Dikatakan pula kalau Bapak anak itu sudah sempat menyampaikan kalau cara demikian lebih baik berhenti saja main tenis. Nah, ini salah satu kekesalan dari orang tua petenis. Sayapun menanggapi agar sebaiknya anak Ibu dimotivasikan saja agar lebih baik latihan lebih keras lagi dan buktikan kalau anak tersebut bisa berbuat lebih baik kedepan tanpa melalui seklol atlet di Jakarta tersbut yang milik Pemerintah.
Saya juga katakan kepada pelatih anak tersebut yang sempat berbicara kepada saya. "Kamu tunjukan agar latihan yang kamu berikan lebih baik daripada anak anak yang masuk sekolah atlet tersebut."
Kemudian saya bertanya kepada pelatih tersebut untuk beri motivasi agar juga bisa berbuat lebih baik. " Coba kamu lihat petenis top yunior Indonesia itu bukan berasal dari sekolah tersbut kan! Apalagi anak orang yang berduit lebih baik sewa pelatih yang lebih berbobot dari pada masuk dalam sekolah atet tersebut." Kemudian saya beri motivasi juga kepada pelatihnya dengan katakan keuntungan masuk sekolah tersebut hanya bebas sekolah dan beayanya. "That's all" Kemudian saya beri contoh kepadanya tentang hasil seleknas yunior itu ternyata yang terpiliha adalah atlet dari uar sekolah tersbut. Sebagai buktinya. Bahkan salah satu atlet berbakat dari Jawa Tengah sudah masuk sekolah tersebut ternyata tahun 2015 makin merosot prestasinya dan tidak terpilih.

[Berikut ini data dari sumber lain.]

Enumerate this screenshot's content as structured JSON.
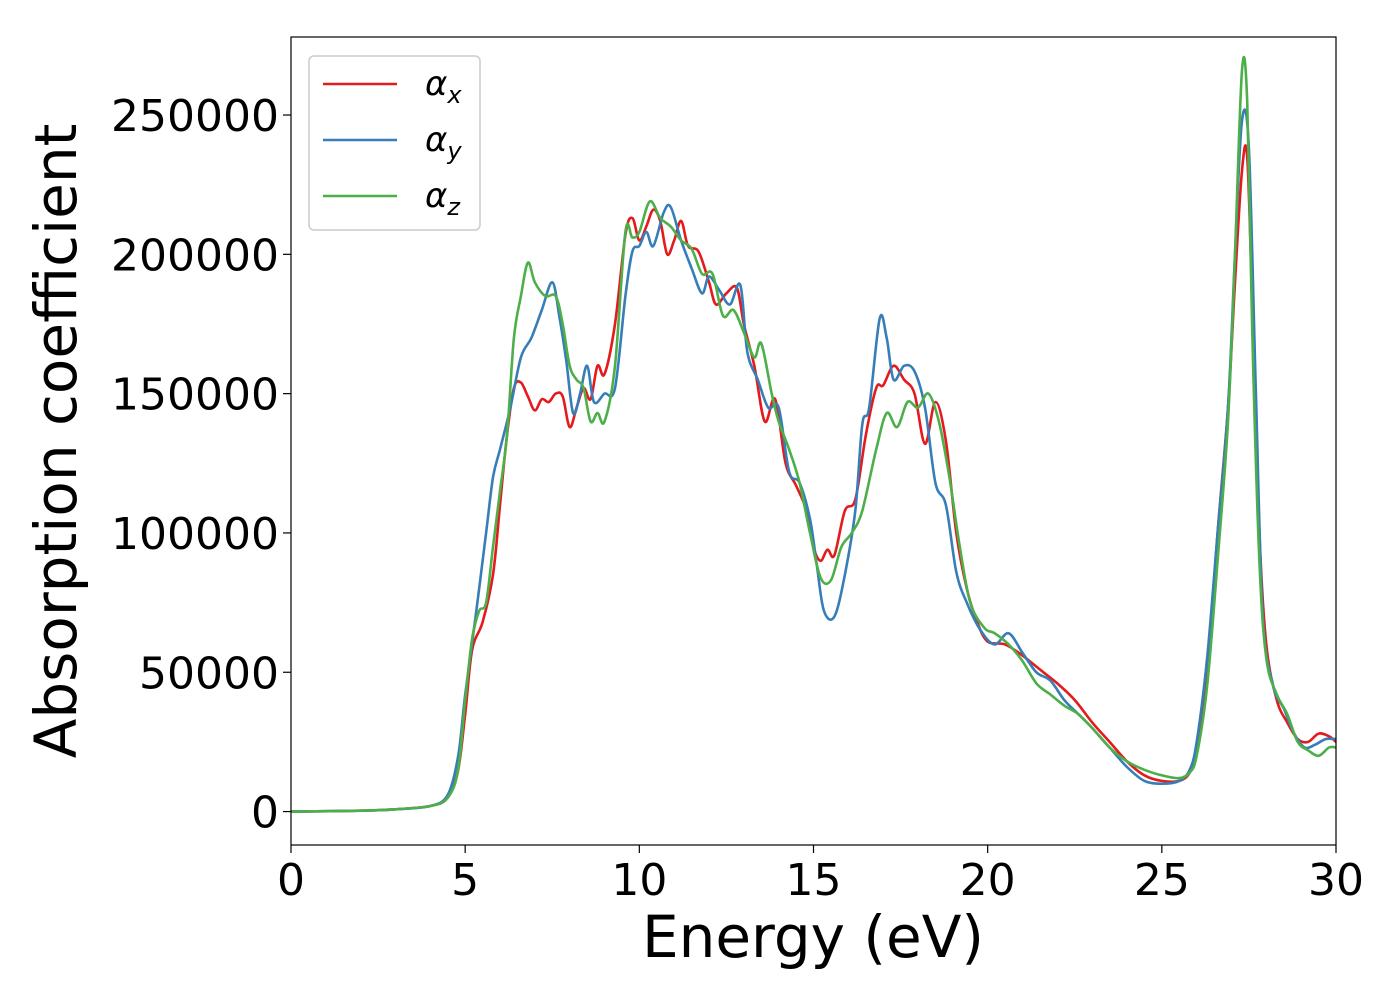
{
  "chart_data": {
    "type": "line",
    "title": "",
    "xlabel": "Energy (eV)",
    "ylabel": "Absorption coefficient",
    "xlim": [
      0,
      30
    ],
    "ylim": [
      -12000,
      278000
    ],
    "grid": false,
    "legend_position": "top-left",
    "xticks": [
      0,
      5,
      10,
      15,
      20,
      25,
      30
    ],
    "xtick_labels": [
      "0",
      "5",
      "10",
      "15",
      "20",
      "25",
      "30"
    ],
    "yticks": [
      0,
      50000,
      100000,
      150000,
      200000,
      250000
    ],
    "ytick_labels": [
      "0",
      "50000",
      "100000",
      "150000",
      "200000",
      "250000"
    ],
    "series": [
      {
        "name": "αx",
        "symbol": "α",
        "sub": "x",
        "color": "#e41a1c",
        "points": [
          [
            0,
            0
          ],
          [
            2,
            300
          ],
          [
            3,
            800
          ],
          [
            4,
            2000
          ],
          [
            4.5,
            5000
          ],
          [
            4.8,
            15000
          ],
          [
            5.0,
            35000
          ],
          [
            5.2,
            58000
          ],
          [
            5.5,
            68000
          ],
          [
            5.8,
            85000
          ],
          [
            6.0,
            110000
          ],
          [
            6.2,
            135000
          ],
          [
            6.4,
            152000
          ],
          [
            6.6,
            154000
          ],
          [
            6.8,
            149000
          ],
          [
            7.0,
            144000
          ],
          [
            7.2,
            148000
          ],
          [
            7.4,
            147000
          ],
          [
            7.6,
            150000
          ],
          [
            7.8,
            149000
          ],
          [
            8.0,
            138000
          ],
          [
            8.2,
            145000
          ],
          [
            8.4,
            152000
          ],
          [
            8.6,
            148000
          ],
          [
            8.8,
            160000
          ],
          [
            9.0,
            157000
          ],
          [
            9.3,
            175000
          ],
          [
            9.6,
            207000
          ],
          [
            9.8,
            213000
          ],
          [
            10.0,
            205000
          ],
          [
            10.2,
            210000
          ],
          [
            10.4,
            216000
          ],
          [
            10.6,
            212000
          ],
          [
            10.8,
            200000
          ],
          [
            11.0,
            205000
          ],
          [
            11.2,
            212000
          ],
          [
            11.4,
            203000
          ],
          [
            11.7,
            201000
          ],
          [
            12.0,
            190000
          ],
          [
            12.2,
            182000
          ],
          [
            12.5,
            186000
          ],
          [
            12.8,
            188000
          ],
          [
            13.0,
            175000
          ],
          [
            13.3,
            160000
          ],
          [
            13.6,
            140000
          ],
          [
            13.9,
            148000
          ],
          [
            14.2,
            125000
          ],
          [
            14.5,
            117000
          ],
          [
            14.8,
            108000
          ],
          [
            15.0,
            95000
          ],
          [
            15.2,
            90000
          ],
          [
            15.4,
            94000
          ],
          [
            15.6,
            92000
          ],
          [
            15.9,
            108000
          ],
          [
            16.2,
            112000
          ],
          [
            16.5,
            135000
          ],
          [
            16.8,
            152000
          ],
          [
            17.0,
            153000
          ],
          [
            17.3,
            160000
          ],
          [
            17.6,
            155000
          ],
          [
            17.9,
            150000
          ],
          [
            18.2,
            132000
          ],
          [
            18.5,
            147000
          ],
          [
            18.8,
            133000
          ],
          [
            19.1,
            100000
          ],
          [
            19.4,
            80000
          ],
          [
            19.7,
            68000
          ],
          [
            20.0,
            61000
          ],
          [
            20.5,
            60000
          ],
          [
            21.0,
            56000
          ],
          [
            21.3,
            53000
          ],
          [
            21.6,
            50000
          ],
          [
            22.0,
            46000
          ],
          [
            22.5,
            40000
          ],
          [
            23.0,
            32000
          ],
          [
            23.5,
            25000
          ],
          [
            24.0,
            18000
          ],
          [
            24.5,
            13000
          ],
          [
            25.0,
            11000
          ],
          [
            25.5,
            11000
          ],
          [
            25.8,
            14000
          ],
          [
            26.0,
            22000
          ],
          [
            26.3,
            50000
          ],
          [
            26.6,
            100000
          ],
          [
            26.9,
            145000
          ],
          [
            27.1,
            190000
          ],
          [
            27.3,
            230000
          ],
          [
            27.45,
            235000
          ],
          [
            27.6,
            180000
          ],
          [
            27.8,
            100000
          ],
          [
            28.0,
            60000
          ],
          [
            28.3,
            40000
          ],
          [
            28.6,
            32000
          ],
          [
            28.9,
            26000
          ],
          [
            29.2,
            25000
          ],
          [
            29.5,
            28000
          ],
          [
            29.8,
            27000
          ],
          [
            30,
            25000
          ]
        ]
      },
      {
        "name": "αy",
        "symbol": "α",
        "sub": "y",
        "color": "#377eb8",
        "points": [
          [
            0,
            0
          ],
          [
            2,
            300
          ],
          [
            3,
            800
          ],
          [
            4,
            2000
          ],
          [
            4.5,
            6000
          ],
          [
            4.8,
            20000
          ],
          [
            5.0,
            42000
          ],
          [
            5.3,
            70000
          ],
          [
            5.6,
            100000
          ],
          [
            5.8,
            120000
          ],
          [
            6.0,
            130000
          ],
          [
            6.3,
            145000
          ],
          [
            6.6,
            163000
          ],
          [
            6.9,
            170000
          ],
          [
            7.2,
            180000
          ],
          [
            7.5,
            190000
          ],
          [
            7.7,
            178000
          ],
          [
            7.9,
            162000
          ],
          [
            8.1,
            143000
          ],
          [
            8.3,
            150000
          ],
          [
            8.5,
            160000
          ],
          [
            8.7,
            147000
          ],
          [
            9.0,
            150000
          ],
          [
            9.3,
            152000
          ],
          [
            9.6,
            185000
          ],
          [
            9.8,
            201000
          ],
          [
            10.0,
            203000
          ],
          [
            10.2,
            208000
          ],
          [
            10.4,
            203000
          ],
          [
            10.7,
            215000
          ],
          [
            10.9,
            217000
          ],
          [
            11.2,
            205000
          ],
          [
            11.5,
            195000
          ],
          [
            11.8,
            186000
          ],
          [
            12.0,
            192000
          ],
          [
            12.3,
            187000
          ],
          [
            12.6,
            182000
          ],
          [
            12.9,
            189000
          ],
          [
            13.1,
            165000
          ],
          [
            13.4,
            155000
          ],
          [
            13.7,
            145000
          ],
          [
            14.0,
            145000
          ],
          [
            14.3,
            122000
          ],
          [
            14.6,
            118000
          ],
          [
            14.9,
            105000
          ],
          [
            15.1,
            88000
          ],
          [
            15.3,
            72000
          ],
          [
            15.6,
            70000
          ],
          [
            15.9,
            85000
          ],
          [
            16.2,
            108000
          ],
          [
            16.4,
            139000
          ],
          [
            16.6,
            145000
          ],
          [
            16.9,
            177000
          ],
          [
            17.1,
            170000
          ],
          [
            17.3,
            155000
          ],
          [
            17.6,
            160000
          ],
          [
            17.9,
            158000
          ],
          [
            18.2,
            145000
          ],
          [
            18.5,
            118000
          ],
          [
            18.8,
            110000
          ],
          [
            19.1,
            86000
          ],
          [
            19.4,
            75000
          ],
          [
            19.8,
            65000
          ],
          [
            20.2,
            60000
          ],
          [
            20.6,
            64000
          ],
          [
            21.0,
            57000
          ],
          [
            21.4,
            50000
          ],
          [
            21.8,
            47000
          ],
          [
            22.2,
            40000
          ],
          [
            22.6,
            35000
          ],
          [
            23.0,
            30000
          ],
          [
            23.5,
            23000
          ],
          [
            24.0,
            16000
          ],
          [
            24.5,
            11000
          ],
          [
            25.0,
            10000
          ],
          [
            25.5,
            11000
          ],
          [
            25.8,
            15000
          ],
          [
            26.0,
            25000
          ],
          [
            26.3,
            55000
          ],
          [
            26.6,
            100000
          ],
          [
            26.9,
            145000
          ],
          [
            27.1,
            200000
          ],
          [
            27.3,
            248000
          ],
          [
            27.5,
            238000
          ],
          [
            27.7,
            150000
          ],
          [
            27.9,
            70000
          ],
          [
            28.2,
            45000
          ],
          [
            28.5,
            37000
          ],
          [
            28.8,
            28000
          ],
          [
            29.1,
            23000
          ],
          [
            29.4,
            24000
          ],
          [
            29.7,
            26000
          ],
          [
            30,
            26000
          ]
        ]
      },
      {
        "name": "αz",
        "symbol": "α",
        "sub": "z",
        "color": "#4daf4a",
        "points": [
          [
            0,
            0
          ],
          [
            2,
            300
          ],
          [
            3,
            800
          ],
          [
            4,
            2000
          ],
          [
            4.5,
            5000
          ],
          [
            4.8,
            15000
          ],
          [
            5.0,
            40000
          ],
          [
            5.2,
            62000
          ],
          [
            5.4,
            72000
          ],
          [
            5.6,
            75000
          ],
          [
            5.8,
            95000
          ],
          [
            6.0,
            115000
          ],
          [
            6.2,
            135000
          ],
          [
            6.4,
            170000
          ],
          [
            6.6,
            185000
          ],
          [
            6.8,
            197000
          ],
          [
            7.0,
            190000
          ],
          [
            7.3,
            185000
          ],
          [
            7.6,
            185000
          ],
          [
            7.8,
            175000
          ],
          [
            8.0,
            160000
          ],
          [
            8.2,
            155000
          ],
          [
            8.4,
            152000
          ],
          [
            8.6,
            140000
          ],
          [
            8.8,
            143000
          ],
          [
            9.0,
            140000
          ],
          [
            9.3,
            160000
          ],
          [
            9.6,
            208000
          ],
          [
            9.8,
            206000
          ],
          [
            10.0,
            208000
          ],
          [
            10.3,
            219000
          ],
          [
            10.6,
            213000
          ],
          [
            10.9,
            210000
          ],
          [
            11.2,
            205000
          ],
          [
            11.5,
            202000
          ],
          [
            11.8,
            193000
          ],
          [
            12.1,
            193000
          ],
          [
            12.4,
            178000
          ],
          [
            12.7,
            180000
          ],
          [
            13.0,
            172000
          ],
          [
            13.3,
            163000
          ],
          [
            13.5,
            168000
          ],
          [
            13.8,
            150000
          ],
          [
            14.0,
            140000
          ],
          [
            14.3,
            130000
          ],
          [
            14.6,
            118000
          ],
          [
            14.9,
            100000
          ],
          [
            15.2,
            84000
          ],
          [
            15.5,
            83000
          ],
          [
            15.8,
            95000
          ],
          [
            16.1,
            100000
          ],
          [
            16.4,
            108000
          ],
          [
            16.8,
            130000
          ],
          [
            17.1,
            143000
          ],
          [
            17.4,
            138000
          ],
          [
            17.7,
            147000
          ],
          [
            18.0,
            145000
          ],
          [
            18.3,
            150000
          ],
          [
            18.6,
            140000
          ],
          [
            18.9,
            120000
          ],
          [
            19.2,
            95000
          ],
          [
            19.5,
            75000
          ],
          [
            19.9,
            66000
          ],
          [
            20.2,
            64000
          ],
          [
            20.6,
            60000
          ],
          [
            21.0,
            54000
          ],
          [
            21.4,
            46000
          ],
          [
            21.8,
            42000
          ],
          [
            22.2,
            38000
          ],
          [
            22.6,
            35000
          ],
          [
            23.0,
            30000
          ],
          [
            23.5,
            23000
          ],
          [
            24.0,
            18000
          ],
          [
            24.5,
            15000
          ],
          [
            25.0,
            13000
          ],
          [
            25.5,
            12000
          ],
          [
            25.8,
            14000
          ],
          [
            26.0,
            20000
          ],
          [
            26.3,
            45000
          ],
          [
            26.6,
            90000
          ],
          [
            26.9,
            140000
          ],
          [
            27.1,
            200000
          ],
          [
            27.3,
            266000
          ],
          [
            27.45,
            255000
          ],
          [
            27.6,
            170000
          ],
          [
            27.8,
            90000
          ],
          [
            28.0,
            55000
          ],
          [
            28.3,
            42000
          ],
          [
            28.6,
            35000
          ],
          [
            28.9,
            25000
          ],
          [
            29.2,
            22000
          ],
          [
            29.5,
            20000
          ],
          [
            29.8,
            23000
          ],
          [
            30,
            23000
          ]
        ]
      }
    ]
  }
}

Inilah nasib saya yang sudah keluar dari kepengurusan tenis, tetapi masih dicari juga untuk minta nasehat dari masyarakat tenis. " Saya terima saja uneg uneg tersbut dan hanya bisa berbuat menasehati agar tidak terlau kecewa berat." Dan saya juga sepat katakan kepada ibu tersebut bahwa selama ini saya sudah melihat betapa besar dukungan para orangtua terhadap anak anaknya, untuk siap saia kedewa. Ini salah satu contoh. Dan agar tidak kecewa saya hanya bisa memotivasi agar bisa berbuat lebih baik dengan jalur sendiri. Dan so pasti bisa. Bisa dibayangkan hasil produk sekolah tersebut bukan makin hebat bisa dilihat di tim nasional Indonesia. Begitu selesai sekolah (SMU) kemudian atlet tersbut hilang dari pertenisan nasional. Nah, ini buktinya.